Après le tour du monde de Magellan, il fallut à nouveau s’entendre pour prolonger le méridien de l’autre côté de la Terre, afin, cette fois-ci, de se partager l’hémisphère oriental… L’un des enjeux était l’archipel des Moluques et ses épices. Le traité de Saragosse, signé le 22 avril 1529, établit la prolongation de ce méridien « global » à 300 lieues à l’ouest des Moluques, au profit du Portugal.

Ce petit rappel historique pourrait être généralisé ainsi: l’état des technologies définit de nouveaux « espaces » et dessine une nouvelle « géographie », ce qui induit des effets politiques globaux, et une forme de « mondialisation », caractéristique d’une période donnée.

Le partage du monde par des lignes globales s’appliquant sur des terres « nouvelles », réputées n’appartenir à « personne », est une métaphore éclairante de ce qui se passe sous nos yeux, dans un contexte évidemment différent, mais qui ne manque pas d’analogies avec le début des Temps modernes. Cette métaphore nous invite à examiner la relation entre des progrès technologiques spécifiques (comme les TIC, Internet et, demain, la convergence BANG), la découverte d’une nouvelle terra nullius (le cyberespace, et demain le nano-monde ou le nanocosme, ces territoires « d’en bas », où il y a beaucoup de place à prendre) et les constructions politiques qui vont s’en déduire.

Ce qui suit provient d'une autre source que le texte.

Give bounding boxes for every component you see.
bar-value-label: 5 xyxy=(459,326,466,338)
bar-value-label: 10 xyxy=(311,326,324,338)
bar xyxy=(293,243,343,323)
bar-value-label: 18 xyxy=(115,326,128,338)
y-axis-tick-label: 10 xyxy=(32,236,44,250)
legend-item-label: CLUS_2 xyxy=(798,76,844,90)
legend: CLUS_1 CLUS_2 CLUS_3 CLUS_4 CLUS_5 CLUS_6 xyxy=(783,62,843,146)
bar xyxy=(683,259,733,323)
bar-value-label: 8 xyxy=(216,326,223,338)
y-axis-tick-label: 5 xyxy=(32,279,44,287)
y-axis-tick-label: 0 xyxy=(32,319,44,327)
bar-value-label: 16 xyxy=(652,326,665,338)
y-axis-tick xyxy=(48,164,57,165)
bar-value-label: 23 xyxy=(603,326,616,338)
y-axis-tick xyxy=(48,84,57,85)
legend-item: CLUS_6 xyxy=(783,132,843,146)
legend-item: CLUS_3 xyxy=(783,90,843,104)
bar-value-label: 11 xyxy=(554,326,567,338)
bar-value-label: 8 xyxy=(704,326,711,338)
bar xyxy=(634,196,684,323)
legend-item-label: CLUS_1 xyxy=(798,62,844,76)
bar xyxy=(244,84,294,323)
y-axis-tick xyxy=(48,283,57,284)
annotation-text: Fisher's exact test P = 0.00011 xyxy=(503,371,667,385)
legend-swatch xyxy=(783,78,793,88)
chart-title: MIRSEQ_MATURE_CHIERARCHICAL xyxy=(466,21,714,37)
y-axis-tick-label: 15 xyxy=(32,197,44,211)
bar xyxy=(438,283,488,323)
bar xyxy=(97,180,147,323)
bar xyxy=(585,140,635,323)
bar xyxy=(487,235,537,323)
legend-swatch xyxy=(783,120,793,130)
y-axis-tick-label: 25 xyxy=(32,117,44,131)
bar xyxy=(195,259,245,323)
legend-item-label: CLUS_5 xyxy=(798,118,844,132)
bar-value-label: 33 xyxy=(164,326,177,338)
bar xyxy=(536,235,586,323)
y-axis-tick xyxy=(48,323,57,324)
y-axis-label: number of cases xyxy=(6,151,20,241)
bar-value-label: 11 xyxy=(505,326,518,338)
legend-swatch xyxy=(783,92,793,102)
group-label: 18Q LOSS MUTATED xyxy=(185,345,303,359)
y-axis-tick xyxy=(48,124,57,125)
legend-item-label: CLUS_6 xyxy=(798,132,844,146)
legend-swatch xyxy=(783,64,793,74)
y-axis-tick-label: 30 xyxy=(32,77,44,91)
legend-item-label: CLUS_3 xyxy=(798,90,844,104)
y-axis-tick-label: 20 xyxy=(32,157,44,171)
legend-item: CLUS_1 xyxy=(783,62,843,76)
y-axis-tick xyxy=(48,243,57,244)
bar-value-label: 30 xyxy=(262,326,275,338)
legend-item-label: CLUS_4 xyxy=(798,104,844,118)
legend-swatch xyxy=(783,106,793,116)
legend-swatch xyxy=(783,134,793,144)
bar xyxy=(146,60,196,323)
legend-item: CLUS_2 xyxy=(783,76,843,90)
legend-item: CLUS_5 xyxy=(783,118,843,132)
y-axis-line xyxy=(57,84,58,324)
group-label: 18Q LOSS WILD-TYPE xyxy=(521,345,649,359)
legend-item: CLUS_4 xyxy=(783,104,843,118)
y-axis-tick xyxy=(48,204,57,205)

Bien évidemment, le facteur technologique n’est pas suffisant à lui seul pour expliquer de tels bouleversements. Il faudrait certainement s’intéresser aussi aux logiques économiques en œuvre et au climat politique et social. On peut à cet égard évoquer la « convergence » des technologies, mais on pourrait aussi souligner la « divergence » d’un capitalisme qualifié de « schizophrénique » , confronté à une crise structurelle. On pourrait aussi évoquer, sur un plan plus idéologique, le lien probable entre le développement de sociétés dominées par des processus de plus en plus « abstraits » (de gestion, de structuration, de modélisation, d’interprétation), et l’apparition récente de l’idée (de l’idéologie ?) des « sociétés de l’information et de la connaissance ».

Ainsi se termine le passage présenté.